The above case will probably not generate. It is filtering a list of randomly generated integers, and it is unlikely many of them will be in the narrow range of 0 to 5. FsSpec can’t understand the intent of the predicate to create a smarter generator. Users can always extend the core operations with wrappers that handle their custom types if desired.

Original Experiments and Language-integrated constraints

FsSpec is latest step in a long journey to better leverage value constraints in our code. This has led me through testing approaches (and their pitfalls), dependent type systems, and math proofs.

Originally, I tried to extend F#’s type system with constrained values. However, F# intentionally does not include macros or other language extension mechanisms.

It also turns out adding constraints to the type system has already been done, and much more thoroughly. Languages like F*, Idris, or Dafny use constraints on types to prove qualities of a program at compile-time. For example, F* can prove that a program handles all it’s input values and the general bounds of resource usage. This class of languages is called a dependent-type system, or a proof-oriented language.
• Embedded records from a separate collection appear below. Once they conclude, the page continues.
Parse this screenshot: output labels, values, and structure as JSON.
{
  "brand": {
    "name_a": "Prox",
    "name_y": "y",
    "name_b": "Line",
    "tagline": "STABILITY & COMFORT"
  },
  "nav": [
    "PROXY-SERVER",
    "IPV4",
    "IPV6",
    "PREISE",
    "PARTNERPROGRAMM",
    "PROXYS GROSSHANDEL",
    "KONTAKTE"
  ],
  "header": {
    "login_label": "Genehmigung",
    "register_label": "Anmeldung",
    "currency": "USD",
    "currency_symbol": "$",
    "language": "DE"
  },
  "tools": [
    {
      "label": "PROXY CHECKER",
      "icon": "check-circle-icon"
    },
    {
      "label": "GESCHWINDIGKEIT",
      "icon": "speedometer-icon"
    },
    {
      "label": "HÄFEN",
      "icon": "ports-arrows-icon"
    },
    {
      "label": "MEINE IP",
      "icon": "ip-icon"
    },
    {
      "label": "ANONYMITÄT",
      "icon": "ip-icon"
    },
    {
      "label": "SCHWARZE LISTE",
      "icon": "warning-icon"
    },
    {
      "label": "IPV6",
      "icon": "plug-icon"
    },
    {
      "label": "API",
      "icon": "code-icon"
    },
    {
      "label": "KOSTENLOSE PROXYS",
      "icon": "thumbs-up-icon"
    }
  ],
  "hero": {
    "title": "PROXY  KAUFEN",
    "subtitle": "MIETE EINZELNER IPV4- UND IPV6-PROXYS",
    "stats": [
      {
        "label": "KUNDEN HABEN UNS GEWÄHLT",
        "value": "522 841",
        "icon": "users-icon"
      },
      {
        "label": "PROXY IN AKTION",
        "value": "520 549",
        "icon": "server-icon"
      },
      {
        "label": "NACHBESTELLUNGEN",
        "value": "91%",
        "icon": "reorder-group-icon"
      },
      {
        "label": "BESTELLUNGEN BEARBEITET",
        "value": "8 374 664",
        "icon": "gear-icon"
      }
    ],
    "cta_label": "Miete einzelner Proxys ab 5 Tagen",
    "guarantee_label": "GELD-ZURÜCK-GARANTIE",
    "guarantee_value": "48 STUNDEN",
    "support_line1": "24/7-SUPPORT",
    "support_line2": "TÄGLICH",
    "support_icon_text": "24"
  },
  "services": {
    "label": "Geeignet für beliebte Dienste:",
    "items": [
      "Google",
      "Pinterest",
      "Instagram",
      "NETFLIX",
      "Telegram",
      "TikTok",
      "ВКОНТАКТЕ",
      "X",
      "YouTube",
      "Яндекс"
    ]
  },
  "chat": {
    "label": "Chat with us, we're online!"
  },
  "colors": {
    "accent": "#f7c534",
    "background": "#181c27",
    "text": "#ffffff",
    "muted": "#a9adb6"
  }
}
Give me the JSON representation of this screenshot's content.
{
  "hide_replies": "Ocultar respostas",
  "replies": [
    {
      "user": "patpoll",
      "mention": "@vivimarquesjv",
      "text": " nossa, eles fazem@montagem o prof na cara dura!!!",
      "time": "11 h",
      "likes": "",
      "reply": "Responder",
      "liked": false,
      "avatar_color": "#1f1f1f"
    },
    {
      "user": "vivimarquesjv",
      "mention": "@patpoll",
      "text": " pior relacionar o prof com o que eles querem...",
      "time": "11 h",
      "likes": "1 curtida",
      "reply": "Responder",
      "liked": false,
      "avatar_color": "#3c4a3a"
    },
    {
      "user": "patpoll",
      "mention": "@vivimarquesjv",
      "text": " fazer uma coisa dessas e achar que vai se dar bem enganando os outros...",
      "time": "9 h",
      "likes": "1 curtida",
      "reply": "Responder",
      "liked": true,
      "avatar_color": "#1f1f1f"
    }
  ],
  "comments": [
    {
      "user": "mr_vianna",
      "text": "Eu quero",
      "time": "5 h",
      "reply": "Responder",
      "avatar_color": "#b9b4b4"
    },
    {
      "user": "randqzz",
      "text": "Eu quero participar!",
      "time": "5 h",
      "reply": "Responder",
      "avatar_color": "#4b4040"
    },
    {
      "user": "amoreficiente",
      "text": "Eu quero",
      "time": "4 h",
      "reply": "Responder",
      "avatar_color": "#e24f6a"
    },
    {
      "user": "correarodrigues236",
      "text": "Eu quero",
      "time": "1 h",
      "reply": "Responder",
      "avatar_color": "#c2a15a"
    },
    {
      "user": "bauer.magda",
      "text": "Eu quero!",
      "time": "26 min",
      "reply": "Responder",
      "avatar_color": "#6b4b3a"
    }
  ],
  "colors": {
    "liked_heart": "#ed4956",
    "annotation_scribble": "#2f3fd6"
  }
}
Learning about these languages pivoted my approach. FsSpec instead leans into the static type system. It allows the existing type system to enforce expectations (i.e. via constrained construction) while the library focuses on making the constraint data accessible and consumable.

Conclusion

FsSpec exposes value constraints as data. This allows programs to operate on the constraints themselves and resuse a single declaration for many purposes. I have high hopes this approach can normalize and simplify type-driven development, ultimately leading to clearer and safer systems.